At Raftt a significant component of our product is a CLI written in Go that is run by developers. It has a CLI component as well as a long-running daemon handling things like file syncing, port forwarding, and more.
The CLI and daemon both write logs to log files, which we can use to identify and debug problems. They are stored locally, and can be sent by the developer using the `raftt doctor` command when they encounter a problem.
To make sure these files don’t grow to be extremely large, we added log rotation - whenever the log file reaches a certain size, move it aside, compress it, and create a new one. When we reach a predefined limit of old files (or the files are too old) - delete them.
Everything was going great, until suddenly we no longer received the “rotated” (compressed) files in our user’s `doctor` reports. In this post we will give more background on log handling, talk about our setup, finding the root problem and finally our solution.
## Log rotation and Lumberjack
Log rotation is the practice of maintaining logging files so they don’t grow enormously large. Usually it means archiving the current log file, compressing it, creating a new log file and finally deleting old archives. It is often parameterized by maximum logfile age and maximum logfile size.

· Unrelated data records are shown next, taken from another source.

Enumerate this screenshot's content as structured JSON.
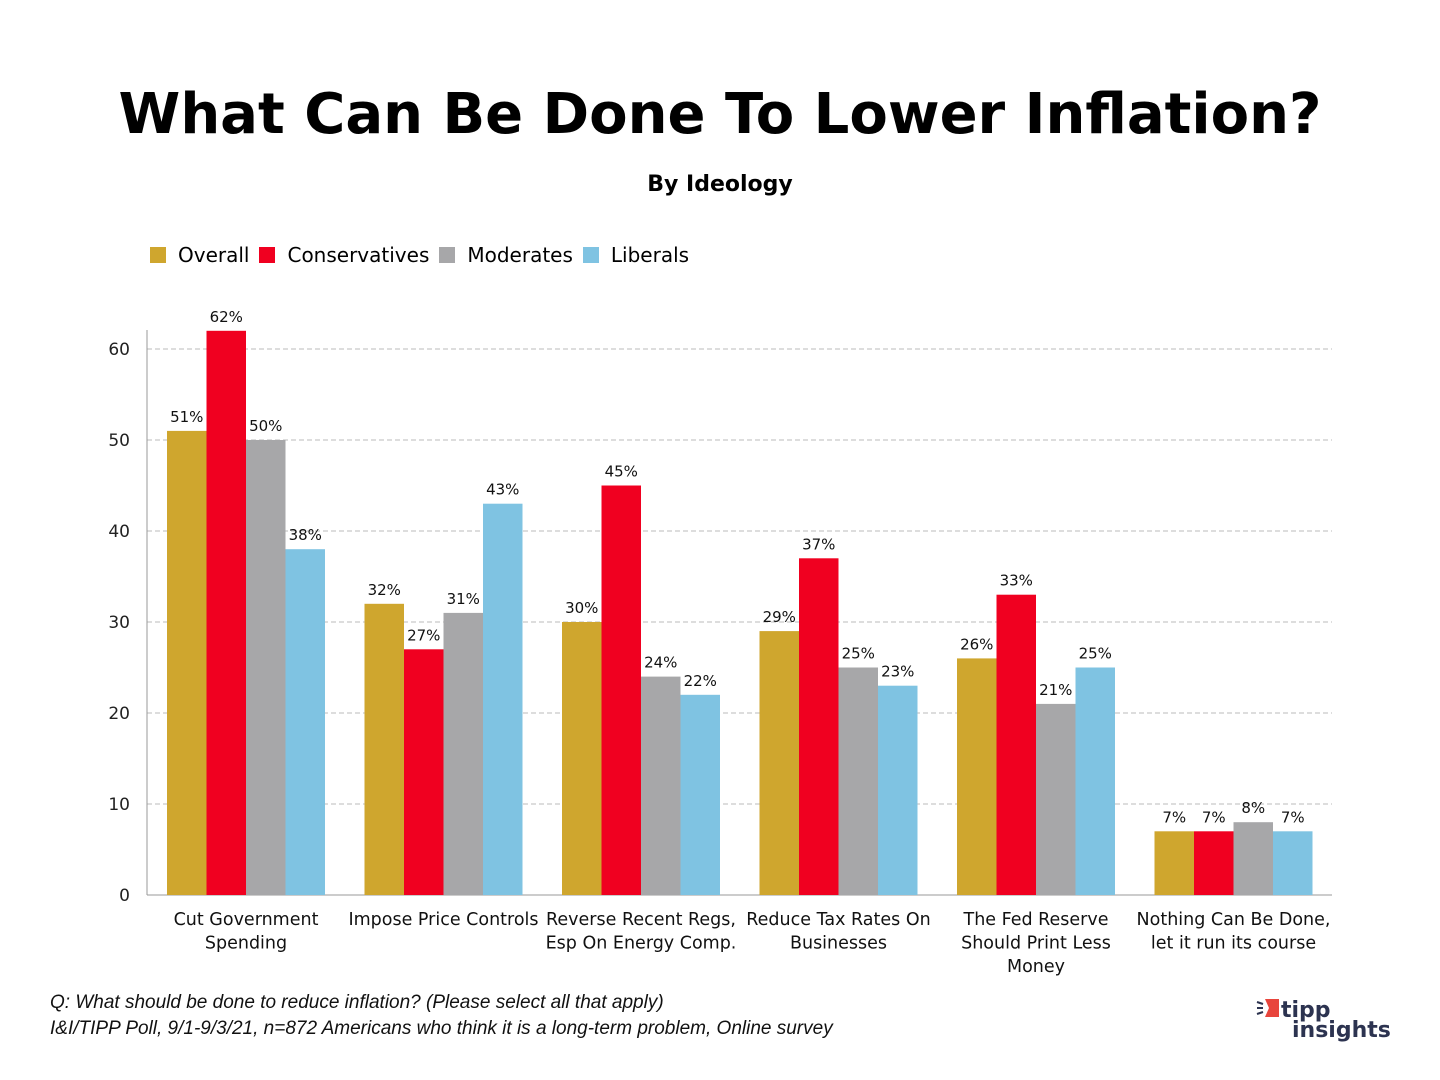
{
  "chart_data": {
    "type": "bar",
    "title": "What Can Be Done To Lower Inflation?",
    "subtitle": "By Ideology",
    "categories": [
      [
        "Cut Government",
        "Spending"
      ],
      [
        "Impose Price Controls"
      ],
      [
        "Reverse Recent Regs,",
        "Esp On Energy Comp."
      ],
      [
        "Reduce Tax Rates On",
        "Businesses"
      ],
      [
        "The Fed Reserve",
        "Should Print Less",
        "Money"
      ],
      [
        "Nothing Can Be Done,",
        "let it run its course"
      ]
    ],
    "series": [
      {
        "name": "Overall",
        "color": "#CFA62E",
        "values": [
          51,
          32,
          30,
          29,
          26,
          7
        ]
      },
      {
        "name": "Conservatives",
        "color": "#F00020",
        "values": [
          62,
          27,
          45,
          37,
          33,
          7
        ]
      },
      {
        "name": "Moderates",
        "color": "#A7A7A9",
        "values": [
          50,
          31,
          24,
          25,
          21,
          8
        ]
      },
      {
        "name": "Liberals",
        "color": "#7FC3E2",
        "values": [
          38,
          43,
          22,
          23,
          25,
          7
        ]
      }
    ],
    "ylim": [
      0,
      62
    ],
    "yticks": [
      0,
      10,
      20,
      30,
      40,
      50,
      60
    ],
    "grid": true,
    "legend_position": "top-left",
    "label_suffix": "%"
  },
  "footer": {
    "question": "Q:  What should be done to reduce inflation? (Please select all that apply)",
    "source": "I&I/TIPP Poll, 9/1-9/3/21, n=872 Americans who think it is a long-term problem, Online survey"
  },
  "logo": {
    "line1": "tipp",
    "line2": "insights"
  }
}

A popular (and aptly named) utility for log rotation is [`logrotate`](https://linux.die.net/man/8/logrotate). Borrowing from it’s `man` page:
> **logrotate** is designed to ease administration of systems that generate large numbers of log files. It allows automatic rotation, compression, removal, and mailing of log files. Each log file may be handled daily, weekly, monthly, or when it grows too large.
[`logrotate`](https://linux.die.net/man/8/logrotate) is not a good fit for a program that runs on a personal computer and needs to support multiple operating systems because [`logrotate`](https://linux.die.net/man/8/logrotate) is Unix-specific. We support Linux, but also Mac and Windows. Luckily, there is a popular log rotation package in Go - [`lumberjack`](https://github.com/natefinch/lumberjack).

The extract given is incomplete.